Der Kläger war seit 1987 bei der vormaligen Beklagten zu 1) in deren Apotheke als vorexaminierter Apothekenangestellter beschäftigt. Mit Schreiben vom 28.11.2013 kündigte die vormalige Beklagte zu 1) das Arbeitsverhältnis mit dem Kläger sowie mit allen übrigen Beschäftigten zum 30.6.2014. Der Kläger, der keinen Kündigungsschutz nach dem KSchG genoss, da es sich bei dem Betrieb der vormaligen Beklagten zu 1) um einen Kleinbetrieb i.S.v. § 23 Abs. 1 S. 2 bis 4 KSchG handelte, hat die Kündigung nicht angegriffen.
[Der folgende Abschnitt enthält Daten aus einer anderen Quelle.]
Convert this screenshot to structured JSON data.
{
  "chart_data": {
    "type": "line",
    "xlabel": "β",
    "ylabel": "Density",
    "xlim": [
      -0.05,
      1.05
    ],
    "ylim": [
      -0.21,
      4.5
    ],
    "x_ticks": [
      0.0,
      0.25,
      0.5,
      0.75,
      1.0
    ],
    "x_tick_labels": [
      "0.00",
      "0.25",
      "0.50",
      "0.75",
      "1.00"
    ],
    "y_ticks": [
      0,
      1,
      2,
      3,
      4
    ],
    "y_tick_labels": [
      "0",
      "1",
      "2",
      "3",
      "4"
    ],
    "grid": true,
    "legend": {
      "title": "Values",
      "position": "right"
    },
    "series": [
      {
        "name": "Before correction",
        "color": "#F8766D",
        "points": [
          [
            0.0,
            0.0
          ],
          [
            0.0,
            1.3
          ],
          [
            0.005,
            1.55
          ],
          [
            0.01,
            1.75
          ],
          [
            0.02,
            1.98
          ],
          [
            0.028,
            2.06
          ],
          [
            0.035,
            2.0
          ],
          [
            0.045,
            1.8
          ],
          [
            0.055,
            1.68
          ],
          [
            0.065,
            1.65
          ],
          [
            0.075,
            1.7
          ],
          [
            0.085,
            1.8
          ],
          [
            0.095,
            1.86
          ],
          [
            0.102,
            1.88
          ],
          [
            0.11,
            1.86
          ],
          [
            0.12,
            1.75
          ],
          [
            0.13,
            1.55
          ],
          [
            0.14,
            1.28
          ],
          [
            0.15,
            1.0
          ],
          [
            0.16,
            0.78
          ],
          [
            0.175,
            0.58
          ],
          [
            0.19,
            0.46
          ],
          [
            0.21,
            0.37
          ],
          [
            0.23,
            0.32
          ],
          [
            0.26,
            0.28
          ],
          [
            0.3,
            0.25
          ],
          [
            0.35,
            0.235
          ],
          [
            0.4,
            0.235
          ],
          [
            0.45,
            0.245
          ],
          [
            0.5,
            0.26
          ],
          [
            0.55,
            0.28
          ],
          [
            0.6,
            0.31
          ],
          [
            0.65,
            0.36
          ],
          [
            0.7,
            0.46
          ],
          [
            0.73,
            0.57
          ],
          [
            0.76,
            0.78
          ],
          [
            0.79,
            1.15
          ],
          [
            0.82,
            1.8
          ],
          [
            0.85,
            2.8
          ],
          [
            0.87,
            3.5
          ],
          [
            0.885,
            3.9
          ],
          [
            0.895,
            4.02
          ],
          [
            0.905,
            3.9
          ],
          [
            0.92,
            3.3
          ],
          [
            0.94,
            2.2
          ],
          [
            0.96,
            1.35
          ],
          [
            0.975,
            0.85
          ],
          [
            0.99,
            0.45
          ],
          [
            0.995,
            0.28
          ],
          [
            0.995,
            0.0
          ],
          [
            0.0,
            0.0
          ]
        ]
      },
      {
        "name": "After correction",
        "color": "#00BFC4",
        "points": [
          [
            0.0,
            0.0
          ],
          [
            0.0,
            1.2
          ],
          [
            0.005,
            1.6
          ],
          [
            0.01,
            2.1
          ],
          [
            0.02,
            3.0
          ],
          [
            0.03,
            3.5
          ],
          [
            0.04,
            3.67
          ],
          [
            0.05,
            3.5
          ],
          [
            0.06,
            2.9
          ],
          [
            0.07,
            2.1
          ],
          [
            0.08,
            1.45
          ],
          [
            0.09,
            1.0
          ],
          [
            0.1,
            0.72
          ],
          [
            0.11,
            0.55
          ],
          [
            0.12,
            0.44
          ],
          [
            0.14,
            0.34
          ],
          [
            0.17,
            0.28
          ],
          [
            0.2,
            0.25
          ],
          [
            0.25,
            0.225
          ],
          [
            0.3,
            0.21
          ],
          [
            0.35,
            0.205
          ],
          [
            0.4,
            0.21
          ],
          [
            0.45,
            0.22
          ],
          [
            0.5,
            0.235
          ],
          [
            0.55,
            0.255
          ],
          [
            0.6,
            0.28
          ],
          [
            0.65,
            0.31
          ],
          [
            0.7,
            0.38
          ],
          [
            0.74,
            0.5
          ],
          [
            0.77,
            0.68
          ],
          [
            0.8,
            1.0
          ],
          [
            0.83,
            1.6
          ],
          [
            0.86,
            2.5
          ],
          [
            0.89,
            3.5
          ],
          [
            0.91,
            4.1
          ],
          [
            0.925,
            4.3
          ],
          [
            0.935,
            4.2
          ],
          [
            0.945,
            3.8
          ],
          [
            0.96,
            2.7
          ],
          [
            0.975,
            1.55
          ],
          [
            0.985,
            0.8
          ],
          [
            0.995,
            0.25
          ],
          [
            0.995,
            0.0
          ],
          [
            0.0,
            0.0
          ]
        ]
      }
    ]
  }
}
Die vormalige Beklagte zu 1) führte die Apotheke über den 30.6.2014 hinaus mit verringerter Beschäftigtenzahl weiter. Am 1.9.2014 übernahm die Beklagte (vormalige Beklagte zu 2) auf der Grundlage eines Kaufvertrages vom 15.7.2014 die Apotheke einschließlich des Warenlagers. In dem Kaufvertrag hatte die Beklagte sich zudem zur Übernahme und Weiterbeschäftigung von drei Arbeitnehmern verpflichtet.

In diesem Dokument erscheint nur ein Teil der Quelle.